As the three women headed towards the door, Styles came up to join them.

“Do you mind if I come with you?” he asked, pulling on a bright red windbreaker over an equally red shirt. “I could do with a few hours away from the children. They’re wonderful kids, but they are still children, and I’m the arbiter of all their disputes. It’s not a role I expected in life, and it’s not getting much easier with practice.”

“You’ve been out before?” Nilda asked.

“You mean fighting the undead? Sure. It’s easy enough. You just keep your distance.  Do you want me to round up some more people?”

“The four of us should be enough,” Nilda said. “I think this is more of a reconnaissance mission than anything else.”

 

The tide carried them past the floating hulk of HMS Belfast, and the oars brought them near the bank. They kept heading west towards the ruined remains of London Bridge, reaching a ladder fifty metres away from the first section of partially submerged wreckage.

From the images they’d taken with the drone a few weeks before, they knew the area immediately above the steps had been free of the undead. But a few weeks was a lifetime. Nilda had considered flying the ‘copter over the southern side of the river again, but hadn’t wanted to rouse any zombies lurking nearby. As Styles tied the raft to a rung a foot above the water line, she listened. There was something, that indefinable grating susurrus that told her the moving undead were nearby. She raised a warning hand, touched her ear, and pointed up the steps. The others stopped moving as their eyes darted between her and the wall. Either it wasn’t loud or it wasn’t close, but she couldn’t tell which. Either way, it didn’t represent an immediate danger to the four of them. She gestured to herself, then the steps, then the other three. Wishing, and not for the first time, that she knew sign language, she reached for the ladder.
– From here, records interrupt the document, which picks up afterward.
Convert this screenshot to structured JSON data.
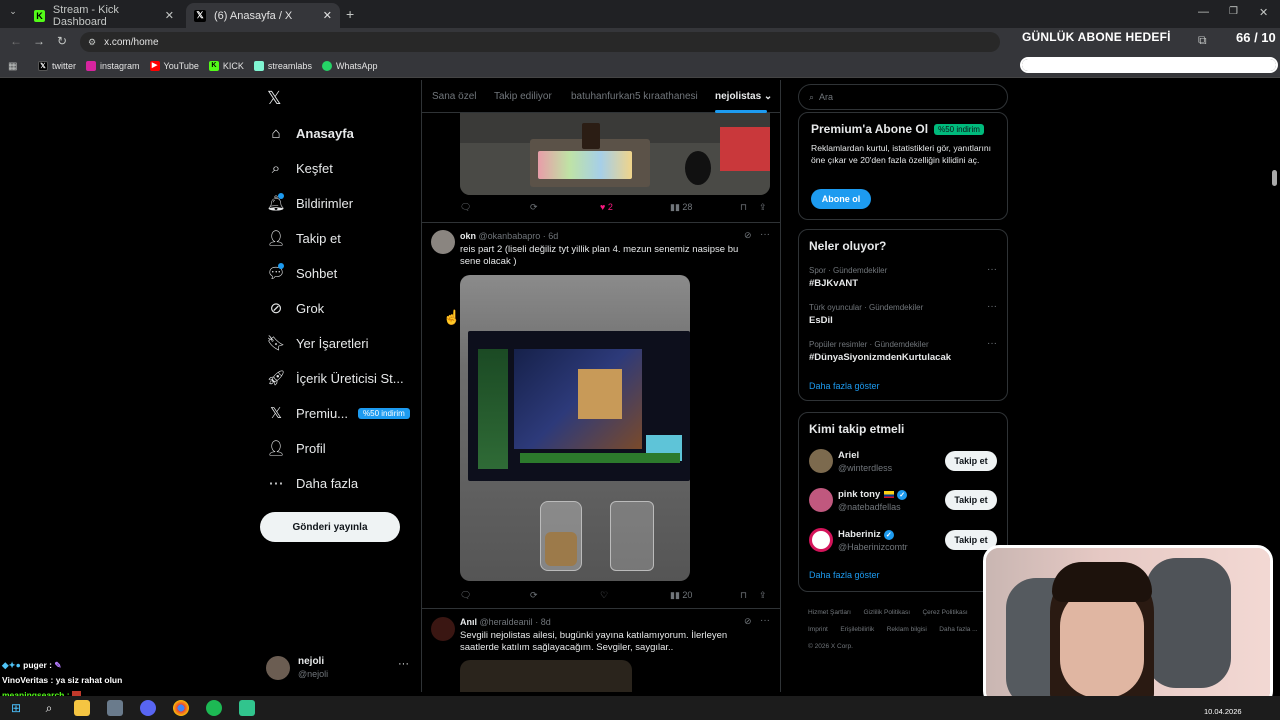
{
  "browser": {
    "tabs": [
      {
        "title": "Stream - Kick Dashboard",
        "active": false
      },
      {
        "title": "(6) Anasayfa / X",
        "active": true
      }
    ],
    "url": "x.com/home",
    "bookmarks": [
      "twitter",
      "instagram",
      "YouTube",
      "KICK",
      "streamlabs",
      "WhatsApp"
    ]
  },
  "overlay": {
    "goal_label": "GÜNLÜK ABONE HEDEFİ",
    "goal_count": "66 / 10",
    "goal_progress": 1.0,
    "chat": [
      {
        "user": "puger :",
        "text": ""
      },
      {
        "user": "VinoVeritas :",
        "text": "ya siz rahat olun"
      },
      {
        "user": "meaningsearch :",
        "text": ""
      }
    ]
  },
  "nav": {
    "items": [
      {
        "label": "Anasayfa",
        "icon": "home-icon",
        "bold": true
      },
      {
        "label": "Keşfet",
        "icon": "search-icon"
      },
      {
        "label": "Bildirimler",
        "icon": "bell-icon"
      },
      {
        "label": "Takip et",
        "icon": "follow-icon"
      },
      {
        "label": "Sohbet",
        "icon": "chat-icon"
      },
      {
        "label": "Grok",
        "icon": "grok-icon"
      },
      {
        "label": "Yer İşaretleri",
        "icon": "bookmark-icon"
      },
      {
        "label": "İçerik Üreticisi St...",
        "icon": "rocket-icon"
      },
      {
        "label": "Premiu...",
        "icon": "x-logo-icon",
        "badge": "%50 indirim"
      },
      {
        "label": "Profil",
        "icon": "person-icon"
      },
      {
        "label": "Daha fazla",
        "icon": "more-circle-icon"
      }
    ],
    "post_button": "Gönderi yayınla",
    "account": {
      "name": "nejoli",
      "handle": "@nejoli"
    }
  },
  "feed": {
    "tabs": [
      "Sana özel",
      "Takip ediliyor",
      "batuhanfurkan5 kıraathanesi",
      "nejolistas"
    ],
    "active_tab": "nejolistas",
    "tweets": [
      {
        "likes": "2",
        "views": "28"
      },
      {
        "name": "okn",
        "handle": "@okanbabapro",
        "time": "· 6d",
        "text": "reis part 2 (liseli değiliz tyt yillik plan 4. mezun senemiz nasipse bu sene olacak )",
        "views": "20"
      },
      {
        "name": "Anıl",
        "handle": "@heraldeanil",
        "time": "· 8d",
        "text": "Sevgili nejolistas ailesi, bugünki yayına katılamıyorum. İlerleyen saatlerde katılım sağlayacağım. Sevgiler, saygılar.."
      }
    ]
  },
  "sidebar": {
    "search_placeholder": "Ara",
    "premium": {
      "title": "Premium'a Abone Ol",
      "badge": "%50 indirim",
      "text": "Reklamlardan kurtul, istatistikleri gör, yanıtlarını öne çıkar ve 20'den fazla özelliğin kilidini aç.",
      "button": "Abone ol"
    },
    "trends_title": "Neler oluyor?",
    "trends": [
      {
        "cat": "Spor · Gündemdekiler",
        "name": "#BJKvANT"
      },
      {
        "cat": "Türk oyuncular · Gündemdekiler",
        "name": "EsDil"
      },
      {
        "cat": "Popüler resimler · Gündemdekiler",
        "name": "#DünyaSiyonizmdenKurtulacak"
      }
    ],
    "trends_more": "Daha fazla göster",
    "follow_title": "Kimi takip etmeli",
    "follow": [
      {
        "name": "Ariel",
        "handle": "@winterdless",
        "button": "Takip et"
      },
      {
        "name": "pink tony",
        "handle": "@natebadfellas",
        "button": "Takip et"
      },
      {
        "name": "Haberiniz",
        "handle": "@Haberinizcomtr",
        "button": "Takip et"
      }
    ],
    "follow_more": "Daha fazla göster",
    "footer": [
      "Hizmet Şartları",
      "Gizlilik Politikası",
      "Çerez Politikası",
      "Imprint",
      "Erişilebilirlik",
      "Reklam bilgisi",
      "Daha fazla ...",
      "© 2026 X Corp."
    ]
  },
  "taskbar": {
    "date": "10.04.2026"
  }
}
The rungs were slick, covered in a thin damp moss that squelched with every hand’s grip and foot’s downward pressure. The noise from the bank grew. When she got to the top and pulled herself up and over, she saw four creatures moving towards her.

She drew the sword, swinging it high, left to right, missing all but one, and only scoring a line against that creature’s throat. Changing her grip, she hacked low at a knee, using the momentum to sidestep away from the ladder. The zombie staggered but managed to keep its feet, and the rest of the creatures were moving towards her until Yvonne appeared at the top of the ladder. Two zombies turned to face her as she jumped down to the path, axe raised. Nilda stepped forward, hacking down at a head, stepping back, and then stabbing forward. Another backward step, a savage downward cut, and the blade cut deep into flesh as, to her left, Styles smashed his crowbar down on the last creature’s head.
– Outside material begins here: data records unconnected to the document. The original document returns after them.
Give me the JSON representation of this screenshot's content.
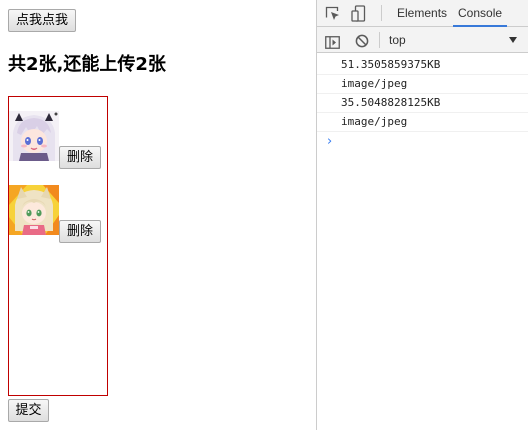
{
  "page": {
    "click_button_label": "点我点我",
    "heading": "共2张,还能上传2张",
    "delete_button_label": "删除",
    "submit_button_label": "提交",
    "images": [
      {
        "name": "thumbnail-image-1"
      },
      {
        "name": "thumbnail-image-2"
      }
    ]
  },
  "devtools": {
    "tabs": {
      "elements": "Elements",
      "console": "Console"
    },
    "active_tab": "Console",
    "context": "top",
    "console_lines": [
      "51.3505859375KB",
      "image/jpeg",
      "35.5048828125KB",
      "image/jpeg"
    ],
    "prompt_symbol": "›",
    "icons": [
      "inspect-icon",
      "device-toolbar-icon",
      "console-sidebar-icon",
      "clear-console-icon",
      "dropdown-arrow-icon",
      "prompt-icon"
    ]
  },
  "colors": {
    "upload_box_border": "#c00000",
    "active_tab_underline": "#3879d9",
    "prompt": "#367cf1"
  }
}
Nilda breathed out, looking around. There were two buildings to either side separated by a one-lane road across which a pair of ambulances had been parked, or perhaps abandoned, blocking access to the river. A slab of masonry had fallen from a gaping hole in the sixth floor of the building to the west, landing on the vehicles. Other debris had followed, creating a crude wall around nine feet high. She looked up. The Shard seemed to stretch to the clouds.